Les "compagnies de jeunesse", qui regroupent les jeunes gars, sortis de l'enfance mais non encore mariés, y occupent une place centrale. Elles ont en charge le divertissement au village avec l'organisation du cycle festif calendaire (grands feux d'automne, carnaval, quêtes, béhourdis, mise en place des mais...), mais aussi le maintien des règles du fonctionnement communautaire. C'est cette Jeunesse, qu'on trouve au premier plan de la photographie de Constant Tétin, aux côtés des musiciens et de l'âne. En âge de fumer, de porter le pantalon long, mais pas encore la moustache... Le groupe s'est très vraisemblablement dotée, comme il était de coutume, d'un RoiCapitaine, Mayeur ou Prince, choisissant le plus débrouillard, au verbe facile. C'est peut-être bien celui qui, le regard déluré, a la main posée sur la grosse caisse. "Protecteurs du marché matrimonial", tâche que leur délègue tacitement la communauté villageoise, les jeunes gars sanctionnent ce qui va à l'encontre des règles en vigueur : déséquilibre entre les classes d'âge (soupçon d'intérêt financier), attaques contre l'institution du mariage et l'autorité religieuse (adultère),  remise en cause de la prévalence masculine (épouse autoritaire ou belliqueuse, mari soumis, battu), dangers pour la transmission patrimoniale (remariages de veufs/veuves, naissances illégitime). Ces sociétés souvent héritières des Compagnies Joyeuses et sociétés carnavalesques ont fréquemment les contours des vieilles compagnies de "cornards" et de "cocus", ce qui leur confère une place ambivalente, faite de contrôle (surtout pour les femmes) et de licence. Dans notre région, c'est le cas de sociétés comme celles des Durmenés (Avesnes sur Helpe) ou des Guetifs (Pas en Artois), avec à sa tête un Roi siégeant sur son trône de grès jusqu'au début du XVIIIe siècle, punissait les maris faibles ou cocus.


Source : British Museum


A ces manifestations infamantes, des échappatoires peuvent être trouvées, en payant en particulier des amendes, des vins aux charivariseurs, façon pour le/les "coupables" de reconnaître le bien-fondé des accusations. Cet "impôt" dû à la jeunesse, pratique établie et acceptée, se retrouve dans les mesures de protection des jeunes filles du village comme "réservoir d'épouses". Dans le cas du mariage d'une fille du "pays" avec un jeune d'un autre village, la première étape de la condamnation est la pose de cordes bloquant le cortège accompagnant le futur époux, qui doit s'en acquitter, la seconde, en cas de non soumission, l'organisation d'un charivari. C'est ce qui arrive aux domiciles de deux fiancés en 1936, à Bonnières (62) et Bouquemaison (80), distantes de 8 kms. Malgré leur interdiction, les charivaris, appelés aussi bachinagecornagecasrolage, casserolade, organisés de façon nocturne, pouvaient durer jusqu'à 9 nuits consécutives. Un tintamarre avec "cymbales, coups de marteaux sur des cercles de roues de fourragères, trompes en os ou cornes de vaches, fouets, entonnoirs, bouteilles, battements saccadés de baguettes de coudriers sur une porte de grange décrochée".
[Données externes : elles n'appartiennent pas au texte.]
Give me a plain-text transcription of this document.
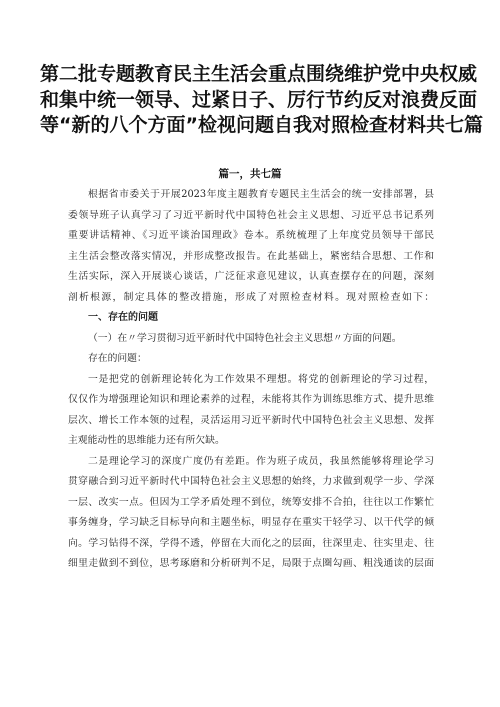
第二批专题教育民主生活会重点围绕维护党中央权威
和集中统一领导、过紧日子、厉行节约反对浪费反面
等“新的八个方面”检视问题自我对照检查材料共七篇
篇一，共七篇
根据省市委关于开展2023年度主题教育专题民主生活会的统一安排部署，县
委领导班子认真学习了习近平新时代中国特色社会主义思想、习近平总书记系列
重要讲话精神、《习近平谈治国理政》卷本。系统梳理了上年度党员领导干部民
主生活会整改落实情况，并形成整改报告。在此基础上，紧密结合思想、工作和
生活实际，深入开展谈心谈话，广泛征求意见建议，认真查摆存在的问题，深刻
剖析根源，制定具体的整改措施，形成了对照检查材料。现对照检查如下：
一、存在的问题
（一）在〃学习贯彻习近平新时代中国特色社会主义思想〃方面的问题。
存在的问题：
一是把党的创新理论转化为工作效果不理想。将党的创新理论的学习过程，
仅仅作为增强理论知识和理论素养的过程，未能将其作为训练思维方式、提升思维
层次、增长工作本领的过程，灵活运用习近平新时代中国特色社会主义思想、发挥
主观能动性的思维能力还有所欠缺。
二是理论学习的深度广度仍有差距。作为班子成员，我虽然能够将理论学习
贯穿融合到习近平新时代中国特色社会主义思想的始终，力求做到观学一步、学深
一层、改实一点。但因为工学矛盾处理不到位，统筹安排不合拍，往往以工作繁忙
事务缠身，学习缺乏目标导向和主题坐标，明显存在重实干轻学习、以干代学的倾
向。学习钻得不深，学得不透，停留在大而化之的层面，往深里走、往实里走、往
细里走做到不到位，思考琢磨和分析研判不足，局限于点圈勾画、粗浅通读的层面
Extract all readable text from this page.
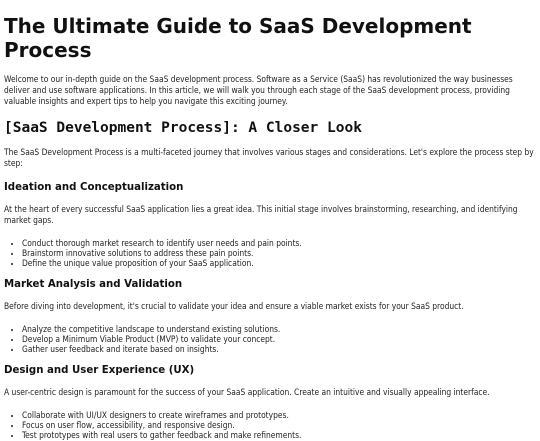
The Ultimate Guide to SaaS Development Process

Welcome to our in-depth guide on the SaaS development process. Software as a Service (SaaS) has revolutionized the way businesses deliver and use software applications. In this article, we will walk you through each stage of the SaaS development process, providing valuable insights and expert tips to help you navigate this exciting journey.

[SaaS Development Process]: A Closer Look

The SaaS Development Process is a multi-faceted journey that involves various stages and considerations. Let's explore the process step by step:

Ideation and Conceptualization

At the heart of every successful SaaS application lies a great idea. This initial stage involves brainstorming, researching, and identifying market gaps.

• Conduct thorough market research to identify user needs and pain points.
• Brainstorm innovative solutions to address these pain points.
• Define the unique value proposition of your SaaS application.
Market Analysis and Validation

Before diving into development, it's crucial to validate your idea and ensure a viable market exists for your SaaS product.

• Analyze the competitive landscape to understand existing solutions.
• Develop a Minimum Viable Product (MVP) to validate your concept.
• Gather user feedback and iterate based on insights.
Design and User Experience (UX)

A user-centric design is paramount for the success of your SaaS application. Create an intuitive and visually appealing interface.

• Collaborate with UI/UX designers to create wireframes and prototypes.
• Focus on user flow, accessibility, and responsive design.
• Test prototypes with real users to gather feedback and make refinements.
Jules Breton, peintre et poête, évoque sa frayeur provoquée par un charivari durant son enfance à Courrières : "Mémère me rapportait un soir d'une maison assez éloignée où nous nous étions attardés. Les rues étaient noires, les toits se perdaient dans le ciel noir [...] Tout à coup, au détour d'une rue, éclata un tumulte inouï en même temps que j'entendais une foule passer, repasser et tournoyer à mes côtés. Nous étions au milieu du vacarme : grincements de crécelles, claquements de fouets, hurlements de trompes, tonnerre de ferrailles et de casseroles. Glacé de terreur, je me serrai de plus en plus sur Henriette. Je fermais convulsivement les yeux, fronçant les paupières, et pourtant je voyais. Je voyais une légion de diables noirs qui me poursuivaient en brandissant de longues barres de fer rouge et en poussant des ricanements féroces et d'abominables cris. Lorsque nous fûmes rentrés, j'entendis ma nourrice dire : « On corne Zaguée. » (La vie d'un artiste 1890). 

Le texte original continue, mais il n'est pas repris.